藤丸立香(マスター)のサーヴァントとして、いくつもの夢を喰べたのだろう。

 

「辛い味、ですか」

「あぁ、むしろ幸せな味を喰べたのは片手で数える程さ。きっと、もっと救えたはずだって、そう思ってるんだよ」

 

「そうですか、ですが――――それは傲慢です。藤丸立香(マスター)の傲慢さが見せる夢ですよ」

「……というと」

「単純です。今でこそ、多数の英霊―――無論貴方も含めますが―――がいます。きっと、藤丸(マスター)

これだけいるのだからと」

「思っているのでしょう。えぇ、ですが、救えないもの(・・・・・・)救えない(・・・・)

 

「例えば、特異点Fへの強制レイシフト前の管制塔爆破。これによって出た死傷者をここにいる英霊で全て救えますか」

「……それは」

そういうこと(・・・・・・)です。例え抑えられたとしても藤丸(マスター)は救えたはずと言うでしょう。……これを傲慢といわずしてなんというのですか」

 

 

「君はやっぱり、変わってるよ」

キョトンとこちらを見ていたマーリンが笑みを浮かべて言った。

 

「どこがです」

マイロード(マスター)の味方なのに斜に構えているところ」

「だからどこがです」

「さっきのところとか特にそうさ。
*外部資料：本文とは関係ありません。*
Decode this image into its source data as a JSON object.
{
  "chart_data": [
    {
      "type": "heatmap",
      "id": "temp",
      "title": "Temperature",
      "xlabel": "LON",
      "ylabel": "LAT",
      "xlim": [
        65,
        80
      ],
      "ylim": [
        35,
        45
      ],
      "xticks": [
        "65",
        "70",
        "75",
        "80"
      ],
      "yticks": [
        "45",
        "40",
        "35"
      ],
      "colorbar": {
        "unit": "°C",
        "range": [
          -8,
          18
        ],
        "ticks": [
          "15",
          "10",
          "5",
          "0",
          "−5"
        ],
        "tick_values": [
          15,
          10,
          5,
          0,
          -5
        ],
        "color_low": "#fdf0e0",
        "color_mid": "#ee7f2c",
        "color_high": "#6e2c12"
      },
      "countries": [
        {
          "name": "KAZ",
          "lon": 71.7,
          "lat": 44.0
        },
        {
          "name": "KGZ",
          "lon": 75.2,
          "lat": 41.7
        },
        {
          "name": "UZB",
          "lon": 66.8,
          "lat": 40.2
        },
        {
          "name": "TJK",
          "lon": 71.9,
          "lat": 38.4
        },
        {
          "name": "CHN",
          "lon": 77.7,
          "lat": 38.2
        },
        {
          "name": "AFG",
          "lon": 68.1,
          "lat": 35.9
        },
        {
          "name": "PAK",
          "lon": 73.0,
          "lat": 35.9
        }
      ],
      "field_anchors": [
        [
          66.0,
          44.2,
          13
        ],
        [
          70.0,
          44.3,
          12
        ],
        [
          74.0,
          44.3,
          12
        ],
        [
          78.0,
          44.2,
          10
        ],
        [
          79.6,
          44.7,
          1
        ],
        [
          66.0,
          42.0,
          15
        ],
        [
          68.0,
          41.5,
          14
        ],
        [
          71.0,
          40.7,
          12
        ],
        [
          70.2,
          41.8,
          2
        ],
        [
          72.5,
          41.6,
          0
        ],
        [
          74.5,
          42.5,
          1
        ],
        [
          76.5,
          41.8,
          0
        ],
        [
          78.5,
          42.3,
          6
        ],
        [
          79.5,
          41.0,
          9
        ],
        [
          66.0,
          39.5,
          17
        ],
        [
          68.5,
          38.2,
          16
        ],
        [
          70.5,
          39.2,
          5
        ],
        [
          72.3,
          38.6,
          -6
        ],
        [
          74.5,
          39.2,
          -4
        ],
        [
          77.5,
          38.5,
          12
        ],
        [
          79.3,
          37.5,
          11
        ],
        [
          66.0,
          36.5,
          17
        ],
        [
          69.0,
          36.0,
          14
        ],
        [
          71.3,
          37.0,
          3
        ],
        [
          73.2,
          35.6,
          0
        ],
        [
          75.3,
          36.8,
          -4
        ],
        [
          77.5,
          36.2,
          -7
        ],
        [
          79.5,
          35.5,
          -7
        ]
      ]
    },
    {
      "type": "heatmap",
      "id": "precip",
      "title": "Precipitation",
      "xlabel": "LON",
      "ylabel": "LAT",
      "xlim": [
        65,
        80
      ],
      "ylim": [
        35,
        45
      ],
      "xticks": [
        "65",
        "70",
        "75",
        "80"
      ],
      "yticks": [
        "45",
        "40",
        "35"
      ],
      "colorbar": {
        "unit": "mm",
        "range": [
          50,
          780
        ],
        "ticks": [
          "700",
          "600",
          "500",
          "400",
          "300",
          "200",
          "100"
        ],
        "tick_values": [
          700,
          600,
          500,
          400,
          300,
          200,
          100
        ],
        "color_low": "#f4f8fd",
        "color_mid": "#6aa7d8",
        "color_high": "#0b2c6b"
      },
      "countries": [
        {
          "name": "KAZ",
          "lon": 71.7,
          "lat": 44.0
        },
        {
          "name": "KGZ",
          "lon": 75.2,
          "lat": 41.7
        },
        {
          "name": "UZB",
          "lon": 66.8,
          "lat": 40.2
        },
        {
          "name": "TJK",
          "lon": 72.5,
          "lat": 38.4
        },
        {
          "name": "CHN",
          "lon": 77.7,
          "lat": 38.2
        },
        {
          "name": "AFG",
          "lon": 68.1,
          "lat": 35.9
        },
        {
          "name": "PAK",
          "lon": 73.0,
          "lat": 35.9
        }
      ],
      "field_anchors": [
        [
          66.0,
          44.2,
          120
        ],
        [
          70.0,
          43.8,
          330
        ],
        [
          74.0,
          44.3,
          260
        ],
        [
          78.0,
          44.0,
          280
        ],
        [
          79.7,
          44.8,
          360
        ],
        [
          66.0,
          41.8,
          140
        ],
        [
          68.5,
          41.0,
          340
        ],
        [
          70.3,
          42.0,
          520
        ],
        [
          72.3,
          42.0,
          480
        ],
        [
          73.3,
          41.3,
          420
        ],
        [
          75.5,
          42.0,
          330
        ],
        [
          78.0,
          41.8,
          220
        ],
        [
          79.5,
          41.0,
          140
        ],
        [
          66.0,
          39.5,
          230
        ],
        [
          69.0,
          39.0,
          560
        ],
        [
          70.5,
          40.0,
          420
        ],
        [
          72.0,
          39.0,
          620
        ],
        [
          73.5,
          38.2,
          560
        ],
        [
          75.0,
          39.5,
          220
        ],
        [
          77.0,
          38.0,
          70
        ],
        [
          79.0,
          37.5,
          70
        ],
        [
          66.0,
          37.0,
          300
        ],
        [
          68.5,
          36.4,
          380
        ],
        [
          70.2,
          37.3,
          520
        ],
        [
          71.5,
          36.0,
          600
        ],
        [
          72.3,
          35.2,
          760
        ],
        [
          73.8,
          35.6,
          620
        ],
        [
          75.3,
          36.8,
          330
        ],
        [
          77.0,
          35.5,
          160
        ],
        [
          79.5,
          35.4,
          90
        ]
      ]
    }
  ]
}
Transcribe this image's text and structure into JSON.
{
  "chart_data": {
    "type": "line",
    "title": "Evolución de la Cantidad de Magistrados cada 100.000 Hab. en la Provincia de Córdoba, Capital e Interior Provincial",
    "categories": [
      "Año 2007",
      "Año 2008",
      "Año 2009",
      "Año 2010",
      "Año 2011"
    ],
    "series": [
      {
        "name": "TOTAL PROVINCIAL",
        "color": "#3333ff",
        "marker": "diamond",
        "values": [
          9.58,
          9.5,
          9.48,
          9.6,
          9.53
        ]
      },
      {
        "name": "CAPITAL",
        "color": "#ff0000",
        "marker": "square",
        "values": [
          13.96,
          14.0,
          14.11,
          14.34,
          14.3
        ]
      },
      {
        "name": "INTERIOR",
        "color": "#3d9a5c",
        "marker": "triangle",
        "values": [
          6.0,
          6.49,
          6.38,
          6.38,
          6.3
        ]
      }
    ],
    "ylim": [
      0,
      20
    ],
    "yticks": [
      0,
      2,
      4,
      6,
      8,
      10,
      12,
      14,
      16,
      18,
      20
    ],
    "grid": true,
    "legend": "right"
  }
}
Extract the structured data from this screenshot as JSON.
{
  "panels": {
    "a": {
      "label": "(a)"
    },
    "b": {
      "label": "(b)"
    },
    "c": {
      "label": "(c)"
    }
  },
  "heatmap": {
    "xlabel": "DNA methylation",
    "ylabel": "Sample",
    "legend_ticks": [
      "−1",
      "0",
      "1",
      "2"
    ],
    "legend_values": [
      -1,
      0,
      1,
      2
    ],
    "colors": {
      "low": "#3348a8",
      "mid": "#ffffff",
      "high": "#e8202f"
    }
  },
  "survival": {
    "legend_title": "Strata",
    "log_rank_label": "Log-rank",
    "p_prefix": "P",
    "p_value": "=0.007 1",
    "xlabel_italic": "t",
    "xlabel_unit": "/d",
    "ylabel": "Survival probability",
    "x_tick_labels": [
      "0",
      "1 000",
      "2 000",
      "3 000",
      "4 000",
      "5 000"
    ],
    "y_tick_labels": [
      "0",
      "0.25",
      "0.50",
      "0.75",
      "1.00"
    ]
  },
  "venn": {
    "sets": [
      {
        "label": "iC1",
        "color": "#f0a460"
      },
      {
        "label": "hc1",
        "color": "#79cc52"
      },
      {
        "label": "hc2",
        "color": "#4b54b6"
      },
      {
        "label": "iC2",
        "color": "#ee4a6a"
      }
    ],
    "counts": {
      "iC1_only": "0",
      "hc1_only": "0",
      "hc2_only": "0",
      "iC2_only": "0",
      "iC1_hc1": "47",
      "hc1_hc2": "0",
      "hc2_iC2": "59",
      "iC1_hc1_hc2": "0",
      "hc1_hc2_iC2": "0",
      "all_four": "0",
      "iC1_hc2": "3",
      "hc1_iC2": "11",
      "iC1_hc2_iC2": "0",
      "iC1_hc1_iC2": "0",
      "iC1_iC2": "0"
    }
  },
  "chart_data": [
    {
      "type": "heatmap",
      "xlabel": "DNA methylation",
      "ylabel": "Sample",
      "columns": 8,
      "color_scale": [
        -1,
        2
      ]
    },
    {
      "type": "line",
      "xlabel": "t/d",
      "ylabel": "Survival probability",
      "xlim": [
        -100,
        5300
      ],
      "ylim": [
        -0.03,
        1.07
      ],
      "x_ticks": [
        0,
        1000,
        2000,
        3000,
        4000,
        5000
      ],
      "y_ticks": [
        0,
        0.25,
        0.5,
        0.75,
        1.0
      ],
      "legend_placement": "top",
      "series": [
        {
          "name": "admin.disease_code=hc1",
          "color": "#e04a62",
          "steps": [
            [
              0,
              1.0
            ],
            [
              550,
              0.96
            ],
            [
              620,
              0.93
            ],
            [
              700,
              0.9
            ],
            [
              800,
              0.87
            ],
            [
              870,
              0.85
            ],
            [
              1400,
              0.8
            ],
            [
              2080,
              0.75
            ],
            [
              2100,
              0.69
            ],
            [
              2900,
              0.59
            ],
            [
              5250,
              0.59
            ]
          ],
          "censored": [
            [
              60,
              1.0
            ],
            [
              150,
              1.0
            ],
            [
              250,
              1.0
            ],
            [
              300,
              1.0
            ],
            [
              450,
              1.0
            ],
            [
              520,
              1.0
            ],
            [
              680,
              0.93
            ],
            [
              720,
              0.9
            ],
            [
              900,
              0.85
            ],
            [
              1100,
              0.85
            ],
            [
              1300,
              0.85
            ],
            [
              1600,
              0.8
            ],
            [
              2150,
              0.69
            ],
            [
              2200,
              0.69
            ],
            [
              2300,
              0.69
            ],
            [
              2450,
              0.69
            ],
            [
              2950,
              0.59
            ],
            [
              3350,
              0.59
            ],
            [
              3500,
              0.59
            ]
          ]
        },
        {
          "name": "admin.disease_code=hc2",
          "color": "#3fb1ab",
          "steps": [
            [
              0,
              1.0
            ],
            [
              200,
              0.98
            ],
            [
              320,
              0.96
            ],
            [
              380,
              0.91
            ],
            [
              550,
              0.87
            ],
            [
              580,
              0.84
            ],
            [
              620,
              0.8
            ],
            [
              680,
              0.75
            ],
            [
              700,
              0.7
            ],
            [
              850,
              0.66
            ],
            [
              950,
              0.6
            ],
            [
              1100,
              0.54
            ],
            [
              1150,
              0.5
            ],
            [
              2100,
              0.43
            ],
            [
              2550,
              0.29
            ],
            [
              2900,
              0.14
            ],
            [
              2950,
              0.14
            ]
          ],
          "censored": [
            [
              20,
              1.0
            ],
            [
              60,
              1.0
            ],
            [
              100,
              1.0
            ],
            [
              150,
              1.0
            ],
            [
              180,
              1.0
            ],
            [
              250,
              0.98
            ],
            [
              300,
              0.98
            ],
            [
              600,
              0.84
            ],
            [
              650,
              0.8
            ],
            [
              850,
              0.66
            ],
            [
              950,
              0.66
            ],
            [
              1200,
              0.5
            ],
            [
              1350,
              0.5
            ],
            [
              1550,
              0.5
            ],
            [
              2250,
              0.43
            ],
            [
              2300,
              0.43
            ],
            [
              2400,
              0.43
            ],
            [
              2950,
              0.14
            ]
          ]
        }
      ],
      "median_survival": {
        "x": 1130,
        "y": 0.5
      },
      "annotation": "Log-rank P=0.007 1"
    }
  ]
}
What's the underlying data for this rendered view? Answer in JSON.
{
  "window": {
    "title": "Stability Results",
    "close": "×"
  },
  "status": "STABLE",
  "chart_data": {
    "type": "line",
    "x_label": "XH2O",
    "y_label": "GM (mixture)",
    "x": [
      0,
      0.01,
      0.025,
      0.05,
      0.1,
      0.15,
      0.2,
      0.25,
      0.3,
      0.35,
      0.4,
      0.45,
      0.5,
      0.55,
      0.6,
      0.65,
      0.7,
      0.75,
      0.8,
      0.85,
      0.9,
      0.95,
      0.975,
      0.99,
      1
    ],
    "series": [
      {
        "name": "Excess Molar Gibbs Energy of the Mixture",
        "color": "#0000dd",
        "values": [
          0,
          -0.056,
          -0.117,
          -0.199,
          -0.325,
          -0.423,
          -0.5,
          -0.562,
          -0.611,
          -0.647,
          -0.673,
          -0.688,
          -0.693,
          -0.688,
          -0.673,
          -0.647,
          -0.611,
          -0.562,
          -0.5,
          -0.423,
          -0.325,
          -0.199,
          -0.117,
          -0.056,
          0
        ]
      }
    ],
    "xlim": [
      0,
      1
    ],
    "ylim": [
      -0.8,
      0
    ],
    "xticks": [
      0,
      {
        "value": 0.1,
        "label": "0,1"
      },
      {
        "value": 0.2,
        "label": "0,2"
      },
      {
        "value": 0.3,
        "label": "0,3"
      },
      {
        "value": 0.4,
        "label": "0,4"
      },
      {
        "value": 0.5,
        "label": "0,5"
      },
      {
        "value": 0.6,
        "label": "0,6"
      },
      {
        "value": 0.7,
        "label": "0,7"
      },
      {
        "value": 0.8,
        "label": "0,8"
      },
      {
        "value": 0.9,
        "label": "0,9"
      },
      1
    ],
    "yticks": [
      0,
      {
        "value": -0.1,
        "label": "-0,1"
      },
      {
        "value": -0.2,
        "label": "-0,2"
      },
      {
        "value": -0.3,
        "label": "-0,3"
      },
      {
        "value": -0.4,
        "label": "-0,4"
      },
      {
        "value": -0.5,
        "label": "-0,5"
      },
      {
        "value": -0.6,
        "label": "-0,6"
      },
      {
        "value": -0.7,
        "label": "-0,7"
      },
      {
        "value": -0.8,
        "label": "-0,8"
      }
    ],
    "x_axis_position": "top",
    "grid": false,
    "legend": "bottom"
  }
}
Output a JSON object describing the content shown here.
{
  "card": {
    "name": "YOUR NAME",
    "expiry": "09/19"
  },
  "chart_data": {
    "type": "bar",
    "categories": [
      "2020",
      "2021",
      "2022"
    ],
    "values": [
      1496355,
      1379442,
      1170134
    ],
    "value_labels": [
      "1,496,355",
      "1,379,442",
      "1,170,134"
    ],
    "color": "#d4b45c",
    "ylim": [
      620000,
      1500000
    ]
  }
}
うんうん、そういう人物(キャラクター)も、マイロード(マスター)には必要さ」

まるで、おもちゃを見つけたかの様に笑うマーリンに、自分は引いていた。

 

「よーし次は、そうだな、君について教えておくれ」

「イヤですよ」

「え、どうして。私と君の仲じゃないか」

「たかだか30分ですよね?」

何を言っているのだろうこの夢魔は、と思っていると

「おーい、ちょっと……げぇマーリン!?」

「やぁロマニ・アーキマン」

「ちょっと!職員に手を出してないよね!?」

「もちろん、どっちかっていうとおも」

「ちょっと!?君大丈夫!?」

「は、はは……」

 

自分は、苦笑いを浮かべる他、なかったのだった……。